La Cour suprême tranche en faveur d'un employé suspendu - Suspendez, mais avec solde!

Ottawa — Lorsqu'elle suspend un employé, une firme est généralement tenue de le faire avec solde, même si la personne visée est accusée d'un crime, a tranché hier la Cour suprême du Canada.

L'affaire qui a conduit au jugement remonte à novembre 1995. Directeur des ventes pour la succursale de Saint-Laurent de la compagnie d'assurances Industrielle-Alliance, Gilbert Cabiakman est arrêté chez lui pour tentative d'extorsion à l'encontre de son courtier en valeurs mobilières. Son supérieur immédiat décide d'abord de passer l'incident sous silence, mais il change d'avis et informe la haute direction après avoir vu un article dans un hebdomadaire à sensation.
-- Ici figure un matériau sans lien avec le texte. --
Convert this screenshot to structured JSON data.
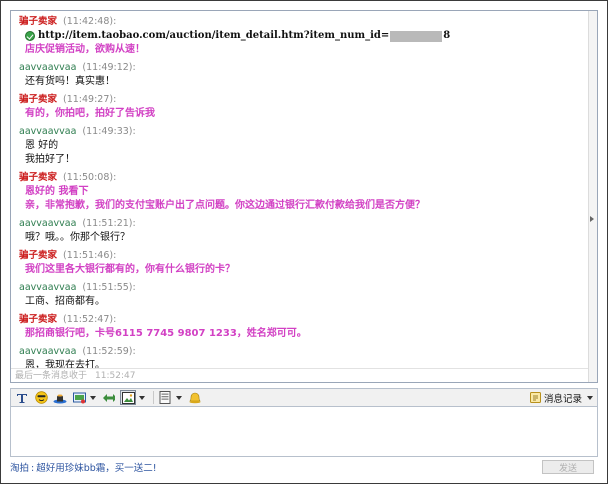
{
  "messages": [
    {
      "sender": "骗子卖家",
      "role": "seller",
      "time": "(11:42:48):",
      "lines": [],
      "link": {
        "prefix": "http://item.taobao.com/auction/item_detail.htm?item_num_id=",
        "suffix": "8"
      },
      "after_link": [
        "店庆促销活动，欲购从速！"
      ]
    },
    {
      "sender": "aavvaavvaa",
      "role": "buyer",
      "time": "(11:49:12):",
      "lines": [
        "还有货吗！真实惠！"
      ]
    },
    {
      "sender": "骗子卖家",
      "role": "seller",
      "time": "(11:49:27):",
      "lines": [
        "有的，你拍吧，拍好了告诉我"
      ]
    },
    {
      "sender": "aavvaavvaa",
      "role": "buyer",
      "time": "(11:49:33):",
      "lines": [
        "恩 好的",
        "我拍好了！"
      ]
    },
    {
      "sender": "骗子卖家",
      "role": "seller",
      "time": "(11:50:08):",
      "lines": [
        "恩好的  我看下",
        "亲，非常抱歉，我们的支付宝账户出了点问题。你这边通过银行汇款付款给我们是否方便？"
      ]
    },
    {
      "sender": "aavvaavvaa",
      "role": "buyer",
      "time": "(11:51:21):",
      "lines": [
        "哦？哦。。你那个银行？"
      ]
    },
    {
      "sender": "骗子卖家",
      "role": "seller",
      "time": "(11:51:46):",
      "lines": [
        "我们这里各大银行都有的，你有什么银行的卡？"
      ]
    },
    {
      "sender": "aavvaavvaa",
      "role": "buyer",
      "time": "(11:51:55):",
      "lines": [
        "工商、招商都有。"
      ]
    },
    {
      "sender": "骗子卖家",
      "role": "seller",
      "time": "(11:52:47):",
      "lines": [
        "那招商银行吧，卡号6115 7745 9807 1233，姓名郑可可。"
      ]
    },
    {
      "sender": "aavvaavvaa",
      "role": "buyer",
      "time": "(11:52:59):",
      "lines": [
        "恩，我现在去打。"
      ]
    }
  ],
  "status": {
    "label": "最后一条消息收于",
    "time": "11:52:47"
  },
  "toolbar": {
    "icons": [
      "font-icon",
      "emoticon-icon",
      "hat-icon",
      "screenshot-icon",
      "send-image-icon",
      "shake-icon",
      "display-icon",
      "bell-icon"
    ],
    "history_label": "消息记录"
  },
  "footer": {
    "ad_prefix": "淘拍",
    "ad_text": "超好用珍妹bb霜，买一送二!",
    "send_label": "发送"
  },
  "colors": {
    "seller": "#cc1f1f",
    "seller_text": "#d241c4",
    "buyer": "#2e7d4f",
    "link_ad": "#2d54a0"
  }
}
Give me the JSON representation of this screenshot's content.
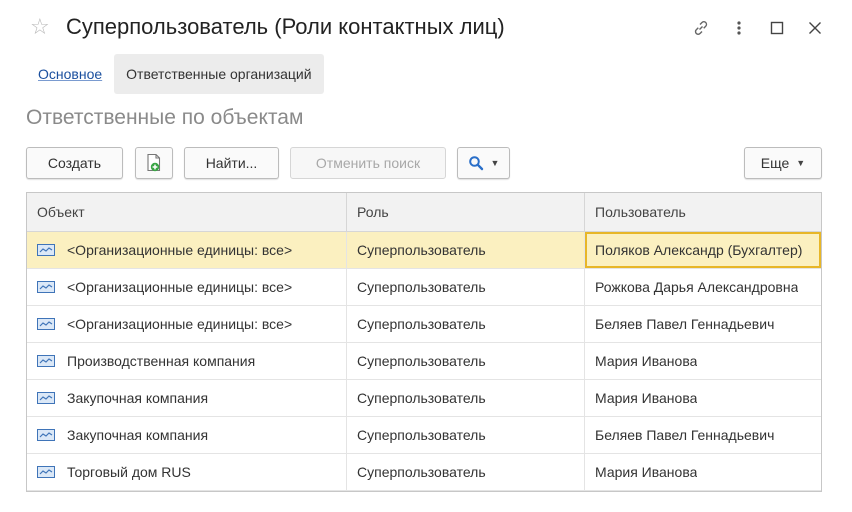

Sans faire enquête ni même donner l'occasion à M. Cabiakman de s'expliquer, l'Industrielle-Alliance le suspend quelques semaines plus tard «jusqu'à la décision finale des tribunaux dans ce dossier».

Près de deux ans plus tard, en octobre 1997, l'accusé est acquitté séance tenante, sans même avoir à témoigner. Il est réintégré dans ses fonctions à la fin de novembre et était toujours à ce poste au moment de l'audition devant le plus haut tribunal du pays.

Mais dès février 1996, Gilbert Cabiakman lançait une poursuite judiciaire contre son employeur pour congédiement sans cause juste et suffisante. En avril 2000, la Cour supérieure du Québec a fait droit à sa réclamation et lui a accordé des dommages de 175 000 $, décision qui a été confirmée par la Cour d'appel en décembre 2002.

Règles à suivre

Hier, la Cour suprême a confirmé ces jugements en prenant la peine de préciser les règles que doivent suivre les employeurs pour suspendre des salariés ou des travailleurs autonomes.

Les entreprises ont le droit de suspendre un employé dans la mesure où sa prestation de travail pourrait compromettre l'intérêt corporatif, rappelle la haute cour. «Ce pouvoir résiduel de suspendre pour des motifs administratifs en raison d'actes reprochés à l'employé fait donc partie intégrante de tout contrat de travail, mais doit être exercé selon certaines conditions», écrivent les juges Louis LeBel et Morris Fish, au nom des quatre autres juges ayant corroboré la décision.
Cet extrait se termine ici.